# What is your favorite little adventure?



## The_Swordmaster (Mar 21, 2003)

What is your favorite little adventure in LOTR. What I mean by that is some smaller thing that happened in the book. For example Frodo's flight to the ford, Merry and Pippin's stay with Treebeard. Or any other little thing that you liked. I might post a poll later.


----------



## Melko Belcha (Mar 21, 2003)

The Paths of the Dead
Frodo and Sam's journey through Mordor.


----------



## 33Peregrin (Mar 21, 2003)

Leaving the Shire, with Black Riders and a Shortcut to mushrooms.


----------



## Niniel (Mar 22, 2003)

Frodo and Sam's meeting with Gildor (the other things are a bit too important to qualify as 'little adventures').


----------



## Hadhafang (Mar 22, 2003)

I found that the encounter with Shelob was the most intense. I think that the idea of giant spiders (one that is physicaly imposible in nature) to be one of the most horriying predators imaginable.


----------



## Lantarion (Mar 22, 2003)

Certainly, but I don't think it qualifies as a 'small adventure', as Shelob almost killed Frodo! 
I liked it when the Three Walkers met Éomer's _eothéod_ in Rohan.


----------



## Aulë (Mar 22, 2003)

Scouring of the Shire.

I'm very disappointed that it isn't going to be in the movie.


----------



## Lantarion (Mar 22, 2003)

You're absolutely right! Dang, I had forgotten about that.. But I agree, the Scouring is the best event not directly related to the main plot..


----------



## samjor (Mar 22, 2003)

*Barrow downs*

I think the Barrow downs is the best, it has a somewhat mystic feel to it, very enjoyable takes the imagintion to the limit.


----------



## Jesse (Mar 22, 2003)

I like the escape from the Shire and At the sign of the prancing pony. Those are two wonderful mini-adventures!


----------



## redline2200 (Mar 22, 2003)

I'll have to agree with the others and say the Battle of Bywater. I love the part where Grima is killed and it says something like "four or five hobbit bows twanged." I can just picture some short snipers in bushes with bows and arrows! Its awesome because you usually don't think of hobbits as fighters.


----------



## Elendil3119 (Mar 22, 2003)

I will also agree with the Scouring of the Shire. Very intersting part of the book.


----------



## YayGollum (Mar 22, 2003)

Little adventure? I don't know. That scouring of the Shire thing looks too popular to me. Even though it's just like the main story and a very weaselly and pitiful character ends up being the hero. Let me see here. How's about the part with Old Man Willow? He's cool.


----------



## Ithrynluin (Mar 22, 2003)

The journey of the three hobbits from Hobbiton to Crickhollow, and meeting Gildor especially. It's quite simple, but magical.


----------



## Theodwyn (Mar 22, 2003)

Probably the scouring of the Shire, and when the hobbits meet Gildor.


----------



## gilgalad (Mar 22, 2003)

I loved the adventures of the hobbits in Bree. That's probably one of my favourites.


----------



## gilgalad (Mar 22, 2003)

Either that or the flight to the ford.


----------



## legolasismine (Mar 22, 2003)

Hmmmm,Leaveing the shire,and Pippin and Merry's meeting of Treebeard.


----------



## HLGStrider (Mar 22, 2003)

I think he meant. . .I'm right with he, I hope. . .If I'm not sorry. . .

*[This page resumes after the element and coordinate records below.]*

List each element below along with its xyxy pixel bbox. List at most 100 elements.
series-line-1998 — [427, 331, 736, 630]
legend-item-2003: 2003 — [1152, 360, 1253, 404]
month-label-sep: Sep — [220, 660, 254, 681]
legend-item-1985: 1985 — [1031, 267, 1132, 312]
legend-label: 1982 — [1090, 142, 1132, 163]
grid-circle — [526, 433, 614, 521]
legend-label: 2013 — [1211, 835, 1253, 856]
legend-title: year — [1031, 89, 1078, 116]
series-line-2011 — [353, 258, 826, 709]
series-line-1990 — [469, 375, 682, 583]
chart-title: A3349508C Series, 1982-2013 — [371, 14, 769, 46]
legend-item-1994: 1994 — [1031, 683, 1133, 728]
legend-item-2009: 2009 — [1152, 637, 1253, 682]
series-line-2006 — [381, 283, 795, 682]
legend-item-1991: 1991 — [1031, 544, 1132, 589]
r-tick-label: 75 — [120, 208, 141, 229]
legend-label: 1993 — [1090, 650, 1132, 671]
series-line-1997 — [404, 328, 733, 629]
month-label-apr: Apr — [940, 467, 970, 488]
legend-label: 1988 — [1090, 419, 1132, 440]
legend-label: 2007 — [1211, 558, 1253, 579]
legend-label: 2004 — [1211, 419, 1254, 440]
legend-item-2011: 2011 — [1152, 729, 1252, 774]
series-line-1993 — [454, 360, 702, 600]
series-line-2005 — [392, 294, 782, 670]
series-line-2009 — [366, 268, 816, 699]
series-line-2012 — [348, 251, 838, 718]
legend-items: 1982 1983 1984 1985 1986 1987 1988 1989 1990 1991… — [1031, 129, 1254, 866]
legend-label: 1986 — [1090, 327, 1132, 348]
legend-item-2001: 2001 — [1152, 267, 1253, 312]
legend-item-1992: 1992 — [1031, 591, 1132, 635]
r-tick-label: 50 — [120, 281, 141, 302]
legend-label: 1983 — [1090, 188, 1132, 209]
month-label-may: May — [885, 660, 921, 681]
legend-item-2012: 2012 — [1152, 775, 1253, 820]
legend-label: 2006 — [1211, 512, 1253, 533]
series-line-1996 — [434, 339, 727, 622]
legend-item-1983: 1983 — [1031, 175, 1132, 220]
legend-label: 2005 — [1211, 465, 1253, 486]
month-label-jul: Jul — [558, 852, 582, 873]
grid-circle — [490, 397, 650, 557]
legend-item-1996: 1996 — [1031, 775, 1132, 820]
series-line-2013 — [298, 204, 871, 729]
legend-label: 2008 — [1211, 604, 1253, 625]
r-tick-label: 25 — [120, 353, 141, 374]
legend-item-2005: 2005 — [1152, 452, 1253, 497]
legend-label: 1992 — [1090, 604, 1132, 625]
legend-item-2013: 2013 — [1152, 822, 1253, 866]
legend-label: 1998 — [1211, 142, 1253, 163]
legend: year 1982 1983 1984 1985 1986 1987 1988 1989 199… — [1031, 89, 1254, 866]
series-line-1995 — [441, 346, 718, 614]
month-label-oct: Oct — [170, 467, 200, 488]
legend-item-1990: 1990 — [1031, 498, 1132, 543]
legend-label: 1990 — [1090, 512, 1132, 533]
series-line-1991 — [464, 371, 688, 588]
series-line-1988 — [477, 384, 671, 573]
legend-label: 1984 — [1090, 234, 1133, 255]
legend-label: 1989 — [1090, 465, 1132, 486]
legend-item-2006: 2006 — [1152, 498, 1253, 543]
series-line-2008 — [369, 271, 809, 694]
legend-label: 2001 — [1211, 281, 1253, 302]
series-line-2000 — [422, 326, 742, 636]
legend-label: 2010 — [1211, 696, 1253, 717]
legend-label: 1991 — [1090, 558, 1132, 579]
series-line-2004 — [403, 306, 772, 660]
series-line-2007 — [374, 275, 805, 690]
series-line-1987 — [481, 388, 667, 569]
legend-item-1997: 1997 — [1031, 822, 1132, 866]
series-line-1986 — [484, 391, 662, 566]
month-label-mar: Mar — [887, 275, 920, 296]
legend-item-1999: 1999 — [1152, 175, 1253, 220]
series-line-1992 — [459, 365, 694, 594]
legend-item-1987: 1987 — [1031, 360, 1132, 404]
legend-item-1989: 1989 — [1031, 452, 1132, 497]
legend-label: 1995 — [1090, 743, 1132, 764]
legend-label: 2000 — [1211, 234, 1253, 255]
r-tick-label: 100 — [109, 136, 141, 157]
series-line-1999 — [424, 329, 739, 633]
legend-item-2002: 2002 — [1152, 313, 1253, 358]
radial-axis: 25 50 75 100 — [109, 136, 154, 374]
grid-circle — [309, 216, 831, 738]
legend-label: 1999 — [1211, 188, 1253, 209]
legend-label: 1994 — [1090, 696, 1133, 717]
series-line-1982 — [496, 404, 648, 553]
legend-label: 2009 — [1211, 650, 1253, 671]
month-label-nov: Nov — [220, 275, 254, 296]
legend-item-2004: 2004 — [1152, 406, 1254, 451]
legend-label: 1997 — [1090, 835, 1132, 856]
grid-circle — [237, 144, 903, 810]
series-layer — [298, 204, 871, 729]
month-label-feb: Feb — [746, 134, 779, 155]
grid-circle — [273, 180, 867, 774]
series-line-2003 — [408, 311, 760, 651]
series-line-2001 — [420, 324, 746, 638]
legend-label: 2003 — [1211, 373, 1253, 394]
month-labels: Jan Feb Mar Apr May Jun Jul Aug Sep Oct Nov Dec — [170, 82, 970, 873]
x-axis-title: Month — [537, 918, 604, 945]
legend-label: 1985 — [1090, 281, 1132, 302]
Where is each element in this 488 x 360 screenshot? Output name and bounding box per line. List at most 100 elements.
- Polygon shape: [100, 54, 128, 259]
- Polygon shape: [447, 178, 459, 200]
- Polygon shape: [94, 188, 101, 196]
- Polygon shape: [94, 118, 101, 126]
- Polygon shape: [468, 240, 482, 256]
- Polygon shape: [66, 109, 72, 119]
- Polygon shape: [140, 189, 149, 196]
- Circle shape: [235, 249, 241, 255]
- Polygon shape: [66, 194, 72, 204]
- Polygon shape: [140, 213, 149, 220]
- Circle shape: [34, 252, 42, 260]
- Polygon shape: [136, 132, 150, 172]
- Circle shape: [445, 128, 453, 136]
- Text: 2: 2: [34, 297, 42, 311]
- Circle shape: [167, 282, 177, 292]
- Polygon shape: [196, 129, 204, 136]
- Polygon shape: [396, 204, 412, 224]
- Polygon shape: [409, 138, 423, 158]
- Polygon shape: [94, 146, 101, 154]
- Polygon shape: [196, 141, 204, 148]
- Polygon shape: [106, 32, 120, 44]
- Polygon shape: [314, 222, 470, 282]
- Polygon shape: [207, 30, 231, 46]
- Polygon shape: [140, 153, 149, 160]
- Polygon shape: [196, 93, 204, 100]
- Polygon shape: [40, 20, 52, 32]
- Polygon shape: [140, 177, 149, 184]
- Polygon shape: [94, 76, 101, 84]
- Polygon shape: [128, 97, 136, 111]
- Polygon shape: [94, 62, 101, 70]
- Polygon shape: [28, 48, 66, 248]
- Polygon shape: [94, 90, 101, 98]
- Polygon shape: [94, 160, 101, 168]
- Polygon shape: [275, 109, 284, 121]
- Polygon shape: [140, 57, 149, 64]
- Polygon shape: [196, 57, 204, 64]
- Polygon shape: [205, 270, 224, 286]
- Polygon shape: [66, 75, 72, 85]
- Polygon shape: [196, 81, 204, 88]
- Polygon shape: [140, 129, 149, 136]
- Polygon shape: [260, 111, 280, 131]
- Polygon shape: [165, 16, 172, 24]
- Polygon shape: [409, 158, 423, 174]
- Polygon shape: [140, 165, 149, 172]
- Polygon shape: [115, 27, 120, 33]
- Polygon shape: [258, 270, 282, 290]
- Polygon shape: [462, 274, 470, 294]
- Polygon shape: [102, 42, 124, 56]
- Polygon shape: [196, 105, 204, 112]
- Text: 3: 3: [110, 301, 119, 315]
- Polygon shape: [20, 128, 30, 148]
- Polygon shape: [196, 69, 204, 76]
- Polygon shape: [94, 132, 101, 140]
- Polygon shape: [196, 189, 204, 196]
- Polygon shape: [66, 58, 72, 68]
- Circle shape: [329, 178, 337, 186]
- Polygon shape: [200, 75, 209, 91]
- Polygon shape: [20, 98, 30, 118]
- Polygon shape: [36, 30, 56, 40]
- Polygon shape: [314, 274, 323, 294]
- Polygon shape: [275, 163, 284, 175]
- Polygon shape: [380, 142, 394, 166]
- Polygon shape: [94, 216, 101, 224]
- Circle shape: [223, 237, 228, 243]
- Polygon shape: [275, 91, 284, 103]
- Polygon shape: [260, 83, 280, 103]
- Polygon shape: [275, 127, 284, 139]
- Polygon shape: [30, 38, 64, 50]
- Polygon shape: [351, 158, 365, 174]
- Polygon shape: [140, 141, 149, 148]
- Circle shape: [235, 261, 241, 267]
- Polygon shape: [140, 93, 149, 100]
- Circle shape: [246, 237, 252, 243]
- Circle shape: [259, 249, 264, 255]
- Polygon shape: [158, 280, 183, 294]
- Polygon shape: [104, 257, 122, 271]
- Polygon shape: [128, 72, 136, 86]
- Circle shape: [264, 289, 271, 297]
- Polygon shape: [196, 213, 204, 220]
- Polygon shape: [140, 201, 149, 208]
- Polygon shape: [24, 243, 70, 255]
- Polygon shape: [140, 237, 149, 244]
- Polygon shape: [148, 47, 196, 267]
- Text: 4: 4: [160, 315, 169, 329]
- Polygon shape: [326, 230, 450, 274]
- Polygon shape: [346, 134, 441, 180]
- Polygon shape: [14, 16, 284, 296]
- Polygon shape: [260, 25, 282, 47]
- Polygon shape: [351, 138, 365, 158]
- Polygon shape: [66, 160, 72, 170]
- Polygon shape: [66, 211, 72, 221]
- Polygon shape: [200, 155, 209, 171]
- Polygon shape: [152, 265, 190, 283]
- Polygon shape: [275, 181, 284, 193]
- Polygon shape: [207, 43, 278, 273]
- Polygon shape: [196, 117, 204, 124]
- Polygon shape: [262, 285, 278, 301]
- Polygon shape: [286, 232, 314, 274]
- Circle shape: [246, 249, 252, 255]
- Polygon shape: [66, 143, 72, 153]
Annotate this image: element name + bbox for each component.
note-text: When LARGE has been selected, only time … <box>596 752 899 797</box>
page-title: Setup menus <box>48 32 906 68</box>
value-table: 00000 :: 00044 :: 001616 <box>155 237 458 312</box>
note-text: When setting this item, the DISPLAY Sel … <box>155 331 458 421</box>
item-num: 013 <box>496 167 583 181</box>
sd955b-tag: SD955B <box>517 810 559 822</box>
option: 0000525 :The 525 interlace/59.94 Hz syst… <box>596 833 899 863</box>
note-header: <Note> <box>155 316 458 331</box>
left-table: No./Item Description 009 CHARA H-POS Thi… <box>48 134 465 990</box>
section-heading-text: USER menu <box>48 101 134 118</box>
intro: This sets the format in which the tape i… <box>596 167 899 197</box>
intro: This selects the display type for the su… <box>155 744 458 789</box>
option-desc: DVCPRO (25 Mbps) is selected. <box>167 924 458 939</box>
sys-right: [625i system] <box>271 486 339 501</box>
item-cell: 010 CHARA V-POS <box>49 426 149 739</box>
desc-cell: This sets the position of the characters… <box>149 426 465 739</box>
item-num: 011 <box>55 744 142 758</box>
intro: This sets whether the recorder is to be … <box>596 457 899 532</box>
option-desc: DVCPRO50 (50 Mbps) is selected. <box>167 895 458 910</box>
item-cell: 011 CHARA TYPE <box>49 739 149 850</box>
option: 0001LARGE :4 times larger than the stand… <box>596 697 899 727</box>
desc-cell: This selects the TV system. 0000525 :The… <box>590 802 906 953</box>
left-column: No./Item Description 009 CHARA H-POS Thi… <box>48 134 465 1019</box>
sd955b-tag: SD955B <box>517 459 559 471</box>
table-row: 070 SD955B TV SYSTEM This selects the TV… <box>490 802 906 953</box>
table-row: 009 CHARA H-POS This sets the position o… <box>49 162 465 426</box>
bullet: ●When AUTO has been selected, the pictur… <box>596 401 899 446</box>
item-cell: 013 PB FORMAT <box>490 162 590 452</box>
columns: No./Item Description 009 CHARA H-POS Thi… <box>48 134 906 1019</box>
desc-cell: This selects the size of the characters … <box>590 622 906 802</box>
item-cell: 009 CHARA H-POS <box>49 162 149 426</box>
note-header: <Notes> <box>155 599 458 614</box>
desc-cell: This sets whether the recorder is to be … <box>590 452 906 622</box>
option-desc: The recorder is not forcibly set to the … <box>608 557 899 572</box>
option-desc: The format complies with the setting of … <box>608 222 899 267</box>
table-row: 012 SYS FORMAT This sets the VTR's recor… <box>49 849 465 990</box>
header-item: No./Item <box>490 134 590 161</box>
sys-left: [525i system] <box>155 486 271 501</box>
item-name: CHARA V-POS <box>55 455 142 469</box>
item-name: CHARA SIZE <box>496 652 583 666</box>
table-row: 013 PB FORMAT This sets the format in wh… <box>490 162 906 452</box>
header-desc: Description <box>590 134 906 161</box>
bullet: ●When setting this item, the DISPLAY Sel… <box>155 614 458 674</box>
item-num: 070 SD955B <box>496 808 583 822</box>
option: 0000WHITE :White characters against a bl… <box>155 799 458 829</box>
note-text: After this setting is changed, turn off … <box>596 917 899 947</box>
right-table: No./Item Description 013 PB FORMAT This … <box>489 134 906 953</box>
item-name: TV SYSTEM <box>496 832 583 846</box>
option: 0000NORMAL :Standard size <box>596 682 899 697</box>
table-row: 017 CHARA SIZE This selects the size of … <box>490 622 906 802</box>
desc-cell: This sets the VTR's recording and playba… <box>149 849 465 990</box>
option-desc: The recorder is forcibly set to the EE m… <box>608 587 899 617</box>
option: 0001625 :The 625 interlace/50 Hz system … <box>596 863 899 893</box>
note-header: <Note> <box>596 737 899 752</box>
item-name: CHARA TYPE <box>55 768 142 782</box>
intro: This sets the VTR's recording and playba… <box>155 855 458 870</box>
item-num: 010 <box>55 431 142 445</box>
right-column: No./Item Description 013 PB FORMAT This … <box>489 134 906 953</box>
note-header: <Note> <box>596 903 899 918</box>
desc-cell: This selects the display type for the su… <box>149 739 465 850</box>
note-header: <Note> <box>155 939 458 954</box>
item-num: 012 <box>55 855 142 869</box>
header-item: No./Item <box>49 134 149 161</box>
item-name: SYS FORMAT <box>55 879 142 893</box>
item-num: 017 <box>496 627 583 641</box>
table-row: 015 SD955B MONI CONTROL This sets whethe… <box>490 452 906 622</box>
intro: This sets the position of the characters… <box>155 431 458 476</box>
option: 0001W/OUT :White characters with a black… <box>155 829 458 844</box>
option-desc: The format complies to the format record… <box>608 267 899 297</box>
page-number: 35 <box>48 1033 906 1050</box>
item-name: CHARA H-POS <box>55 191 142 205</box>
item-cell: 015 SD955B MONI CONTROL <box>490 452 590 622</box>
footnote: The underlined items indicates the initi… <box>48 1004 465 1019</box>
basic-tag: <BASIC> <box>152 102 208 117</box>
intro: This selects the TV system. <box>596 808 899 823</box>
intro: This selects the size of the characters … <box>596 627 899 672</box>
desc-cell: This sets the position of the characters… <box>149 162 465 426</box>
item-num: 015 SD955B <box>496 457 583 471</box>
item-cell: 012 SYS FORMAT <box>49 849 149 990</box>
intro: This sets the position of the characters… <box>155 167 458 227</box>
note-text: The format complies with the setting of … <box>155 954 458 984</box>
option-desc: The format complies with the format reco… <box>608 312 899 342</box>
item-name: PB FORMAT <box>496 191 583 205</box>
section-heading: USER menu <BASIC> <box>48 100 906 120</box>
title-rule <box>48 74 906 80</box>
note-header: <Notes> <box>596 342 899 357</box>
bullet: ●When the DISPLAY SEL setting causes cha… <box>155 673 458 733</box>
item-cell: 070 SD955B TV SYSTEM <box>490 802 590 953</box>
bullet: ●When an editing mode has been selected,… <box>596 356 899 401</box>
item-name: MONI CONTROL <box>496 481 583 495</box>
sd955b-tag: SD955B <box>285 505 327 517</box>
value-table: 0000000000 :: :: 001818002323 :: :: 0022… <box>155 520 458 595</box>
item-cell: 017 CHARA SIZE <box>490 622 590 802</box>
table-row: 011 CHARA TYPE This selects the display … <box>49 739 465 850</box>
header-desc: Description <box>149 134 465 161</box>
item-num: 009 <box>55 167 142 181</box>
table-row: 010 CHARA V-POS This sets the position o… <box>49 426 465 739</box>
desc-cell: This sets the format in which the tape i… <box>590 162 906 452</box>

I think he/she meant subplot or section. Little adventure isn't meant to demean what happened. It's meant to say something you can seperate from the whole.

I like the Prancing Pony parts with Strider. . .and everything with the Palantir from where Pippin gets it to when Aragorn uses it.


----------



## gilgalad (Mar 22, 2003)

> _Originally posted by HLGStrider _
> *
> I think he/she meant subplot or section. Little adventure isn't meant to demean what happened. It's meant to say something you can seperate from the whole. *



In that case the Shelob incident is way up there. Probably at the top. I agree with whoever said it was intense, it sure was.


----------



## Dáin Ironfoot I (Mar 22, 2003)

I liked the stay at Tom's and Goldberry's house. By far my favorite part in the book. I just loved to imagine this golden haired water lily singing, it was magical...

And the meeting with Gildor was neat.


----------



## olorin the maia (Mar 24, 2003)

I liked the hobbits capture by the wight in the Barrow-downs East of Tom Bombadil's house after they visited him. Gave you a foretaste of things to come, and some ME history to go look up.


----------



## Idril (Mar 24, 2003)

This is a very little adventure - The chapter 'Of Herbs and Stewed Rabbits" ending with Sam seeing the Oliphaunt. With all the grand adventure & terror about Sam and Frodo, this small moment of normality is an adventure in itself. Then to top it off, Sam's sees the Oliphaunt and he says himself "What a life!"


----------



## elf boy (Mar 24, 2003)

The part with Shelob, but if that's to big to be considered a little adventure, then probably the part with old man willow.


----------



## gilgalad (Mar 24, 2003)

The part just after Tom rescues the hobbits from the Barrow wight and they run around naked in the grass for a while is pretty strange.


----------



## Rhiannon (Mar 24, 2003)

Let's see;

The aftermath of Bilbo's leaving; the gifts he left in particular

The 'unveiling of the conspiracy' before Frodo leaves Buckland

Old Man Willow/Tom Bombadil/The Barrow Downs

Frodo and Sam in Ithilien (all the little incidents)

and I suppose it doesn't really count as a 'little adventure', but Eowyn and Faramir in the Houses of Healing is my favorite side-plot.


----------



## Feanorian (Mar 24, 2003)

One of my top sections would have to be Reviving of Rohan and their aid to Gondor. It showed that although Gondor had given up almost all hope of aid that they got it from their truest ally. The fall of Theodon is just such a crucial and epic memory that has to go down as one of the bests.


----------



## Aglarthalion (Mar 25, 2003)

My favourite "little adventure" contained within the quest of LotR as a whole would definitely be the events encompassed in the chapters "The Old Forest" and "In The House Of Tom Bombadil". :}


----------



## FrankSinatra (Mar 25, 2003)

*Yes*

Most definitley the flight from the shire.

I love the first few chapters if the journey, all the way to 'conspiracy unmasked'.


----------



## gilgalad (Mar 25, 2003)

The conspiracy unmasked part was very good alright. It gave a lot more credit to Merry and Pippin as friends of Frodo than they got in the films, which was one of the things that disappointed me about it. In the book they are showed in that chapter to be great friends of Frodo, and worthy of travelling with him.


----------